You Could Say Life in Haiti Stinks!

28th October

On Tuesday Sr. Rose got a call from the director of one of the schools to say he had just brought one of the cooks in his school into the hospital as she had been sick that morning. She was suffering from vomiting and diarrhoea.

Sr. Rose immediately headed for the hospital here in Jean Rabel as she felt the woman’s condition must be fairly serious if she needed to be hospitalised, because for most people, the hospital is the last port of call, when ill.

Hospital in Jean Rabel

Local Hospital in Jean Rabel

The reasons for this are many and range from the high cost of treatment for everyone regardless of means or lack of means and you won’t be treated without paying up front for whatever medication is prescribed.

On top of that, this woman needed to supply her own sheets and pillow as well as any food she would consume while in the hospital.
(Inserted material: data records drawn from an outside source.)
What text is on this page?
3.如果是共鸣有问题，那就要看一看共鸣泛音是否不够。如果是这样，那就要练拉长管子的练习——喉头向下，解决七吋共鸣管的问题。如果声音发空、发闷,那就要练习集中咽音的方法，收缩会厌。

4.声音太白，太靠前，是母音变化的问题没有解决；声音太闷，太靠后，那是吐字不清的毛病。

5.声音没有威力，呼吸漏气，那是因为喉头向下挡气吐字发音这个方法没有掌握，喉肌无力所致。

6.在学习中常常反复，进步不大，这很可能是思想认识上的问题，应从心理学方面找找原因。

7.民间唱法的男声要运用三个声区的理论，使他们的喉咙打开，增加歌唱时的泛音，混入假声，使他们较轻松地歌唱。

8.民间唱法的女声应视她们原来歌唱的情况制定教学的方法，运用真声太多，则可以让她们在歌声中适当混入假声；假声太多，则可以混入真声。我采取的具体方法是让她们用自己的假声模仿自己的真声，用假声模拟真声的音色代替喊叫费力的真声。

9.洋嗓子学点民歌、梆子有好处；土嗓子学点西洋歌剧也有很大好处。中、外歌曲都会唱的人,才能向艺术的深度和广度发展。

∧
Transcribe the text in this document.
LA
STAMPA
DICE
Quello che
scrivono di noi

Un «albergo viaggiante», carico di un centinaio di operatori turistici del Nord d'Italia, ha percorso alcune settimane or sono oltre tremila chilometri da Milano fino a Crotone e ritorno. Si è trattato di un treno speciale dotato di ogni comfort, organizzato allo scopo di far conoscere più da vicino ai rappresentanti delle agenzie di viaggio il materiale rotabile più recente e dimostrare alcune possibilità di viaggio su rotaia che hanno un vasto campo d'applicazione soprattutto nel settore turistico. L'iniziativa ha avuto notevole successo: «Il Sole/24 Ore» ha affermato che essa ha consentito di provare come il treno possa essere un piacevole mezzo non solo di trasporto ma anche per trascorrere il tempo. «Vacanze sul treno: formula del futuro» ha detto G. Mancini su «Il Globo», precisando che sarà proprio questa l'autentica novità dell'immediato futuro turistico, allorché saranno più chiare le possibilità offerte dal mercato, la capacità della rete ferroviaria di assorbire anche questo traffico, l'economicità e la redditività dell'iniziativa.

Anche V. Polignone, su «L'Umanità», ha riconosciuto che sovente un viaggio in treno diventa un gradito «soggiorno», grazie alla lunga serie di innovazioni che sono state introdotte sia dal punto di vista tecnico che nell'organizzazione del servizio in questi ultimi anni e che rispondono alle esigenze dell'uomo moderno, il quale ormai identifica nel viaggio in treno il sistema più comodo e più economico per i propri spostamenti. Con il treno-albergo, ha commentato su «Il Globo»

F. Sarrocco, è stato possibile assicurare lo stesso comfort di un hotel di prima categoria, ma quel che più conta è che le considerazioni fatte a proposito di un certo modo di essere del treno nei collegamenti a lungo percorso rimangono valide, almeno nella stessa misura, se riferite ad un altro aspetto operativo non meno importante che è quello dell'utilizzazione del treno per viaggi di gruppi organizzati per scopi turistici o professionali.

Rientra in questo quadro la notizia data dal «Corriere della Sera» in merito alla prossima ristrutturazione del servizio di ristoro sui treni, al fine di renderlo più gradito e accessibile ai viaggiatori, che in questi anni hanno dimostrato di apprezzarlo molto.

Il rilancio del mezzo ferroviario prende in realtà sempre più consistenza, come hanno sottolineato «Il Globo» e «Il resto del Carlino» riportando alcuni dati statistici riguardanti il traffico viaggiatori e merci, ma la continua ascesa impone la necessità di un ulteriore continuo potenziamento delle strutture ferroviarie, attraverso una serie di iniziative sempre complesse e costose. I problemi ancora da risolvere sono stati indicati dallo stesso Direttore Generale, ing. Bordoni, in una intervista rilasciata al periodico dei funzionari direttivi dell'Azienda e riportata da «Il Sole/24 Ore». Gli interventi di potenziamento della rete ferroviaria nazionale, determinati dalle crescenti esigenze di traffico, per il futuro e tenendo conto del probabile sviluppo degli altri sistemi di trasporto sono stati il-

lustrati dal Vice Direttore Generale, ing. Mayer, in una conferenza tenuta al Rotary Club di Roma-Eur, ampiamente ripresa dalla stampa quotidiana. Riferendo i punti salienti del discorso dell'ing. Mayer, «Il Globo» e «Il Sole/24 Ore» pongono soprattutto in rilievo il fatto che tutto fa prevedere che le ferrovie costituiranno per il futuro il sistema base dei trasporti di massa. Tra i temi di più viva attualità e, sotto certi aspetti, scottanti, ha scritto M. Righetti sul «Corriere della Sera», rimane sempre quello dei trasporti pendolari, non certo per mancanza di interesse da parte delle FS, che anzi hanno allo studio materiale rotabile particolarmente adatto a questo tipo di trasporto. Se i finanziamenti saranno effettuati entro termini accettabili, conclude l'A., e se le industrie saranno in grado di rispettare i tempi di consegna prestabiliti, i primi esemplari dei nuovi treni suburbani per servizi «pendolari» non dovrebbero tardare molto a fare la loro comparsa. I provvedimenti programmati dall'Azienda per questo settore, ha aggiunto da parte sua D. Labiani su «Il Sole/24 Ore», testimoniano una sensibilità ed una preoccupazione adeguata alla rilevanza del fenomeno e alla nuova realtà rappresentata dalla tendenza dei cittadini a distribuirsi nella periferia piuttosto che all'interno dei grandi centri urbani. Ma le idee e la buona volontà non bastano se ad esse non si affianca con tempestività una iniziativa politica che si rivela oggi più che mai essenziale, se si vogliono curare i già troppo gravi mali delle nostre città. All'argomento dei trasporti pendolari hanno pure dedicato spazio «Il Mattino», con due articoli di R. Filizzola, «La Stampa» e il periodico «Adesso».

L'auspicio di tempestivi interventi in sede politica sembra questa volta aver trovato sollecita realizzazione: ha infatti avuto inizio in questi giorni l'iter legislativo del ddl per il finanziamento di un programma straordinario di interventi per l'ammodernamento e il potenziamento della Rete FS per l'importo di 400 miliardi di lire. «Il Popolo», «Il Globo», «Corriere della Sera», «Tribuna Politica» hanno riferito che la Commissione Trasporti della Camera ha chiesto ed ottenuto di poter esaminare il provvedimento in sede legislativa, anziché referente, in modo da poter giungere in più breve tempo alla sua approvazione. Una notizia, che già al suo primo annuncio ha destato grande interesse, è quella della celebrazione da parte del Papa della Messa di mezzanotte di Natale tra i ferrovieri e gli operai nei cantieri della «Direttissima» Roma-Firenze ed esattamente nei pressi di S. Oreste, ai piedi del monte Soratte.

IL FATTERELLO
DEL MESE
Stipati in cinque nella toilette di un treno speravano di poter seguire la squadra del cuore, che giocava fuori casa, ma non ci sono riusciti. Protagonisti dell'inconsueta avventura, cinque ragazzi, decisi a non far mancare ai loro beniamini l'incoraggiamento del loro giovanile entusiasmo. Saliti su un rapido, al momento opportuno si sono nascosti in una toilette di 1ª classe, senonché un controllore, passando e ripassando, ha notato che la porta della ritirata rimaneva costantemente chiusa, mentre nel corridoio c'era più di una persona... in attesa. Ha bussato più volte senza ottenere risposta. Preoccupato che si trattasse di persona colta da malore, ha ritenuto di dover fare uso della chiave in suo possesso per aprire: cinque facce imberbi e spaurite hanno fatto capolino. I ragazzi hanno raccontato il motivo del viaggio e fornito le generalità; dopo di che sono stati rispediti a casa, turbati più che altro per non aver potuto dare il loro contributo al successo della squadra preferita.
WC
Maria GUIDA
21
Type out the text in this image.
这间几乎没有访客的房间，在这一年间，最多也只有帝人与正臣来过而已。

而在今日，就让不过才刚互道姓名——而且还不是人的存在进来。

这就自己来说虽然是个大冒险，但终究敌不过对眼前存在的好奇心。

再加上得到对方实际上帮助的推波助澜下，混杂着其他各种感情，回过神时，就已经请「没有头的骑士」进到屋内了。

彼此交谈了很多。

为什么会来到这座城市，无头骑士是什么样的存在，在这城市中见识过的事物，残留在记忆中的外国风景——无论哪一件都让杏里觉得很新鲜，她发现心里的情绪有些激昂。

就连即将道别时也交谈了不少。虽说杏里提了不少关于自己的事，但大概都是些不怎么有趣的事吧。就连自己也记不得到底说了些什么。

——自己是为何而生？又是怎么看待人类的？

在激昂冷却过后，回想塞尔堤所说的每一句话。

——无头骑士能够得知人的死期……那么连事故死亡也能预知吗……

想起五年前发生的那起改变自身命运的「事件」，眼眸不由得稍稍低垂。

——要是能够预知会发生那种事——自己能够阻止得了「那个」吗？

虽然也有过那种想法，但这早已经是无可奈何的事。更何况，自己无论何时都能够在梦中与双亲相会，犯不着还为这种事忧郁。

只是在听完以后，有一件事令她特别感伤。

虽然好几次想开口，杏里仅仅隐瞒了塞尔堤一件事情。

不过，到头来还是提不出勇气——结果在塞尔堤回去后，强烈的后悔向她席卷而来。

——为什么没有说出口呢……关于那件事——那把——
She arrived in a hurry to the hospital and therefore had none of these things with her. Sr. Rose came to her rescue though, with money and the promise of a pillow and sheets.

When Sr. Rose came home she told us all this had to be put in place once the woman presented at the hospital despite the fact that the staff had made no diagnosis as to what was ailing the woman as they would not do any tests until the following morning.

No wonder sick people avoid the hospital if at all possible, but in this case the kind and reliable director had decided to transport the woman the 45 minute drive into Jean Rabel’s hospital on the back of a motorbike, the most common form of transport in the area.

A bike is the most common form of transport in the area

A bike is the most common form of transport in the area

This journey is a tough one even for someone like me in the whole of their health, and on Tuesday we had not even been able to attempt to travel to school as we had had quite a lot of rain and the river we had to pass was deemed impassable that morning.

In the afternoon though this woman had to endure the rocky, muddy hills and dales and the wide mouth of the river just before it enters the sea, on the back of a motorbike, when her feet, most likely, dangled well into the water as they waded through the river on the motorbike and then tolerate the bike sliding and skating through the muck and the dirt on the other side as it made its way into the nearby village before heading up the steep, unstable, windy, rock road that takes you to Jean Rabel.

When I’m in the car being driven this route, I have to hold on to all handles and supports available as we rattle and shake our way this way and that around corners and bends throughout the long journey. How this woman persevered throughout the same journey as a bike passenger is simply beyond me!

Thank God though she wasn’t quite as bad as Sr. Rose had expected. She was put on a drip to be rehydrated and the following day her test results showed she was suffering from Typhoid and had a stomach ulcer.

But at least she appears to be on the mend now despite her ordeal earlier on. Life in Haiti is never easy but when sick or injured it can be much like hell on earth!